This may be a naive question, but I don't see an immediate argument.
Question: Does there exist a sequence $\{C_m\}_{m=1}^\infty$ of Borel subsets of $[0,1]$ with positive Lebesgue measure $|C_m|>0$, such that every closed subset $C\subset[0,1]$ with positive Lebesgue measure $|C|>0$ contains at least one $C_m\subset C$?
It feels too strong to be true, but I need to know for sure. I was thinking of patterns like dyadic partitions of fat Cantor sets etc., but can't arrive at something useful.
Thank you.
Best Answer
Without the assumption that $C$ be closed the answer is no.
Indeed, suppose such $C_m$'s exist. Then without loss of generality $|C_m|\le1/3^m$ for all $m$. Let now $C:=\bigcap_{m=1}^\infty ([0,1]\setminus C_m)=[0,1]\setminus\bigcup_{m=1}^\infty C_m$.
Then $|C|\ge1/2>0$, but $C_m\not\subseteq C$ for any $m$.
Using the hint by Aleksei Kulikov (why didn't I think of that? :-)), one can modify the above construction as follows, to get an unqualified no:
Suppose such $C_m$'s exist.
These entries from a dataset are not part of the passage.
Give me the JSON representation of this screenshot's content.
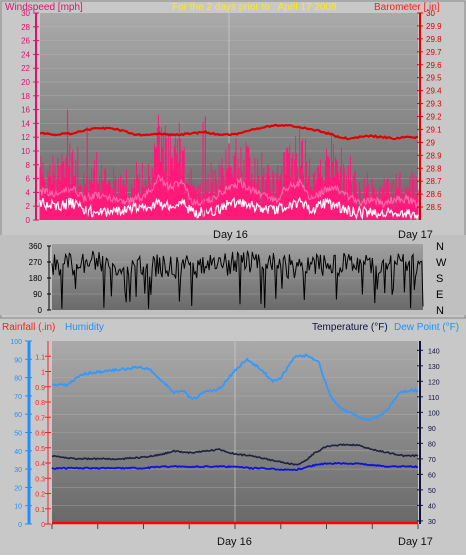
{
  "colors": {
    "background": "#c8c8c8",
    "plot_top": "#a8a8a8",
    "plot_bottom": "#6a6a6a",
    "wind_speed": "#ff1a7a",
    "wind_avg": "#ff66aa",
    "wind_gust": "#ffffff",
    "barometer": "#e00000",
    "wind_dir": "#000000",
    "humidity": "#3399ff",
    "temperature": "#202040",
    "dew_point": "#1010dd",
    "rainfall": "#ff0000",
    "title_yellow": "#ffee00",
    "windspeed_label": "#e0106e",
    "axis_red": "#ff2020",
    "axis_blue": "#1e90ff"
  },
  "header": {
    "windspeed_label": "Windspeed [mph]",
    "period_title": "For the 2 days prior to : April 17 2008",
    "barometer_label": "Barometer [.in]"
  },
  "bottom_header": {
    "rainfall_label": "Rainfall (.in)",
    "humidity_label": "Humidity",
    "temperature_label": "Temperature (°F)",
    "dew_point_label": "Dew Point (°F)"
  },
  "compass_labels": [
    "N",
    "W",
    "S",
    "E",
    "N"
  ],
  "chart_data": [
    {
      "type": "line",
      "name": "wind-barometer",
      "x_labels": [
        "Day 16",
        "Day 17"
      ],
      "left_axis": {
        "ylim": [
          0,
          30
        ],
        "ticks": [
          0,
          2,
          4,
          6,
          8,
          10,
          12,
          14,
          16,
          18,
          20,
          22,
          24,
          26,
          28,
          30
        ]
      },
      "right_axis": {
        "ylim": [
          28.4,
          30.0
        ],
        "ticks": [
          "28.5",
          "28.6",
          "28.7",
          "28.8",
          "28.9",
          "29",
          "29.1",
          "29.2",
          "29.3",
          "29.4",
          "29.5",
          "29.6",
          "29.7",
          "29.8",
          "29.9",
          "30"
        ]
      },
      "series": [
        {
          "name": "Barometer",
          "axis": "right",
          "x": [
            0,
            2,
            4,
            5.5,
            7,
            9,
            10.5,
            12,
            13.5,
            15,
            16.5,
            18,
            19.5,
            21,
            22.5,
            24,
            25.5,
            27,
            28.5,
            30,
            31.5,
            33,
            34.5,
            36,
            37.5,
            39,
            40.5,
            42,
            43.5,
            45,
            46.5,
            48
          ],
          "values": [
            29.07,
            29.06,
            29.07,
            29.09,
            29.11,
            29.11,
            29.09,
            29.06,
            29.06,
            29.07,
            29.06,
            29.06,
            29.07,
            29.08,
            29.06,
            29.06,
            29.07,
            29.1,
            29.12,
            29.13,
            29.13,
            29.12,
            29.1,
            29.08,
            29.05,
            29.03,
            29.04,
            29.05,
            29.04,
            29.03,
            29.04,
            29.04
          ]
        },
        {
          "name": "Wind speed",
          "axis": "left",
          "x": [
            0,
            2,
            4,
            5.5,
            7,
            9,
            10.5,
            12,
            13.5,
            15,
            16.5,
            18,
            19.5,
            21,
            22.5,
            24,
            25.5,
            27,
            28.5,
            30,
            31.5,
            33,
            34.5,
            36,
            37.5,
            39,
            40.5,
            42,
            43.5,
            45,
            46.5,
            48
          ],
          "values": [
            7,
            6,
            8,
            5,
            6,
            5,
            4,
            5,
            6,
            10,
            8,
            9,
            4,
            4,
            6,
            8,
            9,
            7,
            6,
            5,
            8,
            9,
            5,
            7,
            8,
            6,
            4,
            5,
            4,
            5,
            5,
            4
          ]
        },
        {
          "name": "Wind gust",
          "axis": "left",
          "x": [
            0,
            2,
            4,
            5.5,
            7,
            9,
            10.5,
            12,
            13.5,
            15,
            16.5,
            18,
            19.5,
            21,
            22.5,
            24,
            25.5,
            27,
            28.5,
            30,
            31.5,
            33,
            34.5,
            36,
            37.5,
            39,
            40.5,
            42,
            43.5,
            45,
            46.5,
            48
          ],
          "values": [
            2.5,
            2,
            2.5,
            1.5,
            1,
            1,
            1.2,
            1.8,
            2,
            2.5,
            2,
            2.5,
            1,
            1.2,
            1.5,
            2.5,
            2.5,
            2,
            1.5,
            1.5,
            2,
            2.5,
            1.5,
            2.5,
            2,
            1.5,
            1,
            1.2,
            1,
            1,
            1,
            1
          ]
        }
      ]
    },
    {
      "type": "line",
      "name": "wind-direction",
      "x_labels": [
        "Day 16",
        "Day 17"
      ],
      "left_axis": {
        "ylim": [
          0,
          360
        ],
        "ticks": [
          0,
          90,
          180,
          270,
          360
        ]
      },
      "series": [
        {
          "name": "Wind direction",
          "axis": "left",
          "x": [
            0,
            4,
            8,
            12,
            16,
            20,
            24,
            28,
            32,
            36,
            40,
            44,
            48
          ],
          "values": [
            240,
            270,
            250,
            260,
            240,
            250,
            270,
            260,
            240,
            250,
            270,
            250,
            240
          ]
        }
      ]
    },
    {
      "type": "line",
      "name": "rain-humidity-temperature",
      "x_labels": [
        "Day 16",
        "Day 17"
      ],
      "left_axis": {
        "ylim": [
          0,
          100
        ],
        "ticks": [
          0,
          10,
          20,
          30,
          40,
          50,
          60,
          70,
          80,
          90,
          100
        ]
      },
      "rain_axis": {
        "ylim": [
          0,
          1.2
        ],
        "ticks": [
          "0",
          "0.1",
          "0.2",
          "0.3",
          "0.4",
          "0.5",
          "0.6",
          "0.7",
          "0.8",
          "0.9",
          "1",
          "1.1"
        ]
      },
      "right_axis": {
        "ylim": [
          28,
          146
        ],
        "ticks": [
          30,
          40,
          50,
          60,
          70,
          80,
          90,
          100,
          110,
          120,
          130,
          140
        ]
      },
      "series": [
        {
          "name": "Humidity",
          "axis": "left",
          "x": [
            0,
            2,
            4,
            6,
            8,
            10,
            11.5,
            13,
            14,
            15,
            16,
            17,
            18.5,
            20,
            22,
            24,
            25.5,
            27,
            28,
            29,
            30,
            31,
            32,
            33.5,
            35,
            36.5,
            38,
            39.5,
            41,
            42.5,
            44,
            45.5,
            47,
            48
          ],
          "values": [
            76,
            76,
            82,
            83,
            84,
            85,
            86,
            84,
            80,
            76,
            72,
            73,
            68,
            72,
            74,
            84,
            90,
            86,
            82,
            78,
            80,
            86,
            92,
            92,
            88,
            70,
            63,
            60,
            57,
            58,
            62,
            72,
            73,
            73
          ]
        },
        {
          "name": "Temperature",
          "axis": "right",
          "x": [
            0,
            3,
            6,
            9,
            12,
            14.5,
            16,
            18,
            20,
            22,
            24,
            26,
            28,
            30,
            32,
            33,
            34.5,
            36,
            38,
            40,
            42,
            44,
            46,
            48
          ],
          "values": [
            72,
            70,
            70,
            70,
            71,
            73,
            75,
            74,
            75,
            76,
            73,
            72,
            70,
            68,
            66,
            68,
            74,
            78,
            79,
            79,
            76,
            74,
            72,
            72
          ]
        },
        {
          "name": "Dew Point",
          "axis": "right",
          "x": [
            0,
            3,
            6,
            9,
            12,
            14.5,
            16,
            18,
            20,
            22,
            24,
            26,
            28,
            30,
            32,
            33,
            34.5,
            36,
            38,
            40,
            42,
            44,
            46,
            48
          ],
          "values": [
            64,
            64,
            64,
            64,
            64,
            65,
            65,
            65,
            65,
            65,
            65,
            64,
            64,
            63,
            63,
            64,
            66,
            67,
            67,
            67,
            66,
            65,
            65,
            65
          ]
        },
        {
          "name": "Rainfall",
          "axis": "rain",
          "x": [
            0,
            48
          ],
          "values": [
            0,
            0
          ]
        }
      ]
    }
  ]
}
Then without loss of generality $|C_m|\le1/3^m$ for all $m$. Let now $B:=\bigcap_{m=1}^\infty ([0,1]\setminus C_m)=[0,1]\setminus\bigcup_{m=1}^\infty C_m$.
Then $|B|\ge1/2>0$ and $C_m\not\subseteq B$ for any $m$. Let finally $C$ be a closed subset of $B$ with $|C|>0$; such a set $C$ exists by the regularity of the Lebesgue measure. Then $C_m\not\subseteq C$ for any $m$. $\quad\Box$